Operators realize that real change will require new ways of looking at their future technology base, and this new term – unconsicous BSS – shows they are serious about getting digital. Here’s why.
In a very general sense, the digital economy is described (by Wikipedia) as “… an economy that is based on digital computing technologies”. Sometimes also referred to as the ‘internet economy’, if you think of the way that you sign up and use Uber, Netflix, or Amazon, they are good examples of how a product or service can be used digitally – everything is simple and easy, from the way you are onboarded or signed up to the service, to how the product is consumed or delivered. This type of ‘digital service experience’ is what traditional cable or telecom companies are striving for, and they’re finding out that it is not as easy as they’d hoped.

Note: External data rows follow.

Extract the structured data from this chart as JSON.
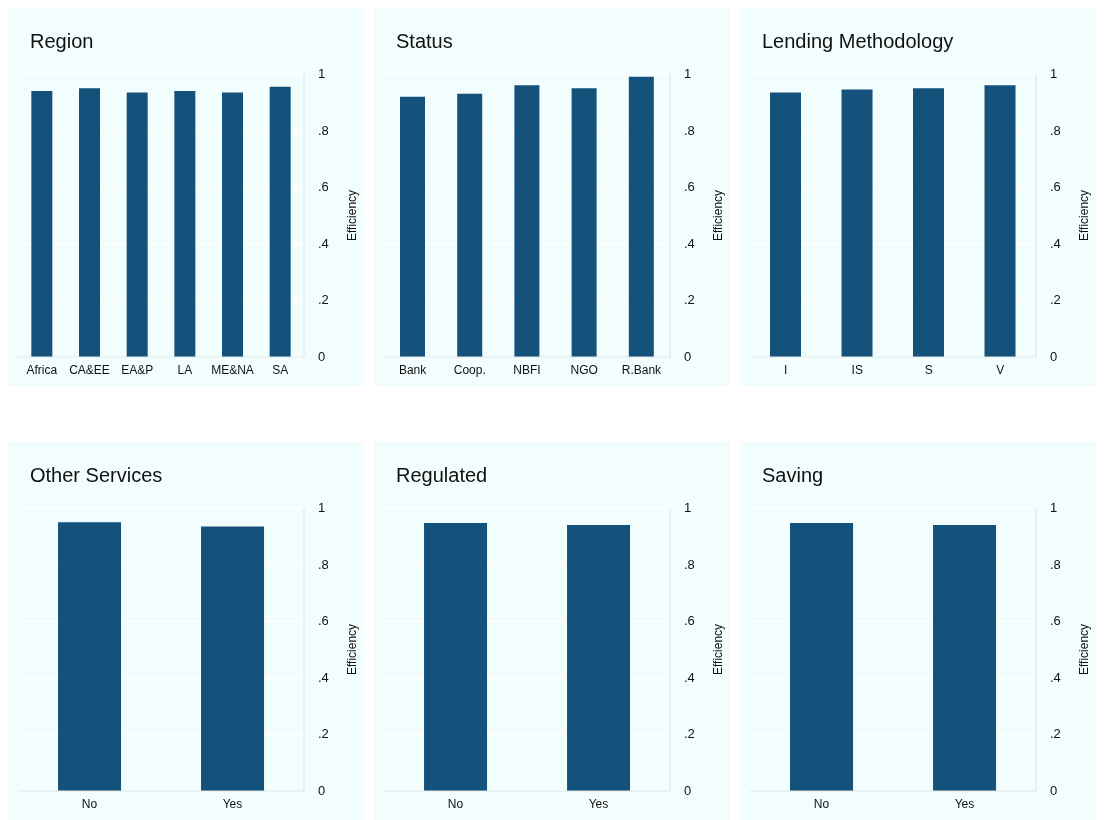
{
  "chart_data": [
    {
      "type": "bar",
      "title": "Region",
      "ylabel": "Efficiency",
      "categories": [
        "Africa",
        "CA&EE",
        "EA&P",
        "LA",
        "ME&NA",
        "SA"
      ],
      "values": [
        0.94,
        0.95,
        0.935,
        0.94,
        0.935,
        0.955
      ],
      "color": "#14517b",
      "ylim": [
        0,
        1
      ],
      "yticks": [
        {
          "value": 0,
          "label": "0"
        },
        {
          "value": 0.2,
          "label": ".2"
        },
        {
          "value": 0.4,
          "label": ".4"
        },
        {
          "value": 0.6,
          "label": ".6"
        },
        {
          "value": 0.8,
          "label": ".8"
        },
        {
          "value": 1,
          "label": "1"
        }
      ],
      "grid": "y"
    },
    {
      "type": "bar",
      "title": "Status",
      "ylabel": "Efficiency",
      "categories": [
        "Bank",
        "Coop.",
        "NBFI",
        "NGO",
        "R.Bank"
      ],
      "values": [
        0.92,
        0.93,
        0.96,
        0.95,
        0.99
      ],
      "color": "#14517b",
      "ylim": [
        0,
        1
      ],
      "yticks": [
        {
          "value": 0,
          "label": "0"
        },
        {
          "value": 0.2,
          "label": ".2"
        },
        {
          "value": 0.4,
          "label": ".4"
        },
        {
          "value": 0.6,
          "label": ".6"
        },
        {
          "value": 0.8,
          "label": ".8"
        },
        {
          "value": 1,
          "label": "1"
        }
      ],
      "grid": "y"
    },
    {
      "type": "bar",
      "title": "Lending Methodology",
      "ylabel": "Efficiency",
      "categories": [
        "I",
        "IS",
        "S",
        "V"
      ],
      "values": [
        0.935,
        0.945,
        0.95,
        0.96
      ],
      "color": "#14517b",
      "ylim": [
        0,
        1
      ],
      "yticks": [
        {
          "value": 0,
          "label": "0"
        },
        {
          "value": 0.2,
          "label": ".2"
        },
        {
          "value": 0.4,
          "label": ".4"
        },
        {
          "value": 0.6,
          "label": ".6"
        },
        {
          "value": 0.8,
          "label": ".8"
        },
        {
          "value": 1,
          "label": "1"
        }
      ],
      "grid": "y"
    },
    {
      "type": "bar",
      "title": "Other Services",
      "ylabel": "Efficiency",
      "categories": [
        "No",
        "Yes"
      ],
      "values": [
        0.95,
        0.935
      ],
      "color": "#14517b",
      "ylim": [
        0,
        1
      ],
      "yticks": [
        {
          "value": 0,
          "label": "0"
        },
        {
          "value": 0.2,
          "label": ".2"
        },
        {
          "value": 0.4,
          "label": ".4"
        },
        {
          "value": 0.6,
          "label": ".6"
        },
        {
          "value": 0.8,
          "label": ".8"
        },
        {
          "value": 1,
          "label": "1"
        }
      ],
      "grid": "y"
    },
    {
      "type": "bar",
      "title": "Regulated",
      "ylabel": "Efficiency",
      "categories": [
        "No",
        "Yes"
      ],
      "values": [
        0.947,
        0.94
      ],
      "color": "#14517b",
      "ylim": [
        0,
        1
      ],
      "yticks": [
        {
          "value": 0,
          "label": "0"
        },
        {
          "value": 0.2,
          "label": ".2"
        },
        {
          "value": 0.4,
          "label": ".4"
        },
        {
          "value": 0.6,
          "label": ".6"
        },
        {
          "value": 0.8,
          "label": ".8"
        },
        {
          "value": 1,
          "label": "1"
        }
      ],
      "grid": "y"
    },
    {
      "type": "bar",
      "title": "Saving",
      "ylabel": "Efficiency",
      "categories": [
        "No",
        "Yes"
      ],
      "values": [
        0.947,
        0.94
      ],
      "color": "#14517b",
      "ylim": [
        0,
        1
      ],
      "yticks": [
        {
          "value": 0,
          "label": "0"
        },
        {
          "value": 0.2,
          "label": ".2"
        },
        {
          "value": 0.4,
          "label": ".4"
        },
        {
          "value": 0.6,
          "label": ".6"
        },
        {
          "value": 0.8,
          "label": ".8"
        },
        {
          "value": 1,
          "label": "1"
        }
      ],
      "grid": "y"
    }
  ]
}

Which brings me to the concept of the ‘unconscious BSS’. One of our customers has started to use the term regularly, and when you think about the way they envision the technology stack they will need to become digital, it fits extremely well.
You see, the biggest thing standing in the way from an operator becoming digital is that their existing (legacy) technology stack, particularly their backend BSS/OSS systems, are preventing them from providing those digital service experience for their users. Analyst firm Analysys Mason created a recent report on such telco transformations, and observed that, “From a CSP’s perspective, the biggest bottleneck that holds back timely introduction of new products and services is the complexity and chaos of existing systems.”
Rather than replacing these legacy systems (too expensive), or modifying them (takes too long), they are instead using a strategy of isolation. They recognize that the role of billing systems is still important (especially for core services), but they are essentially choosing to build a box around them, placing all of the digital innovation capabilities above the box.
This is a pretty well known technology strategy – Gartner calls it ‘pace layering’, others call it ‘bi-modal IT’ or a ‘digital overlay’. No matter what you call it, it makes a tremendous amount of sense because it removes the risks involved in large billing transformation projects, gets operators to digital faster, and minimizes the disruption to ongoing service delivery.
Building on the BSS
So, we’re sitting in a series of customer meetings and many of the attendees are the people who manage and run the operator’s legacy billing platforms. Some employees of this billing vendor were also in the room. This is where we heard someone mention the ‘unconscious BSS’ term. It was repeated several times, and then someone asked one of the operator managers to explain it, “It is where we are going in order to get to digital. We’re going to leave the BSS alone, and plan all of our new digital capabilities above BSS in the stack – in essence the BSS is unconscious”.
And there it was. These guys were getting it, and they invented a new term in the process!
When you consider the three requirements operators are looking for as they transition to digital (besides the ongoing requirements of saving time and money), an unconscious BSS makes a lot of sense:
- Operators need to engage with their users digitally – and that means every user – above the BSS layer
- Operators need to embrace new operator services – especially cloud/OTT services – above the BSS layer
- Operators need to collect and manage user data across all services, including historical activity data, collected and analyzed (user recommendations, targeted advertising, machine learning) – all above the BSS layer
It is indeed a challenging time for operators. They have built up years and years of expertise in running and managing their traditional BSS/OSS systems, but it appears that they are beginning to realize that real change will require new ways of looking at their future technology base, and this new term is an indication that they are serious about getting digital.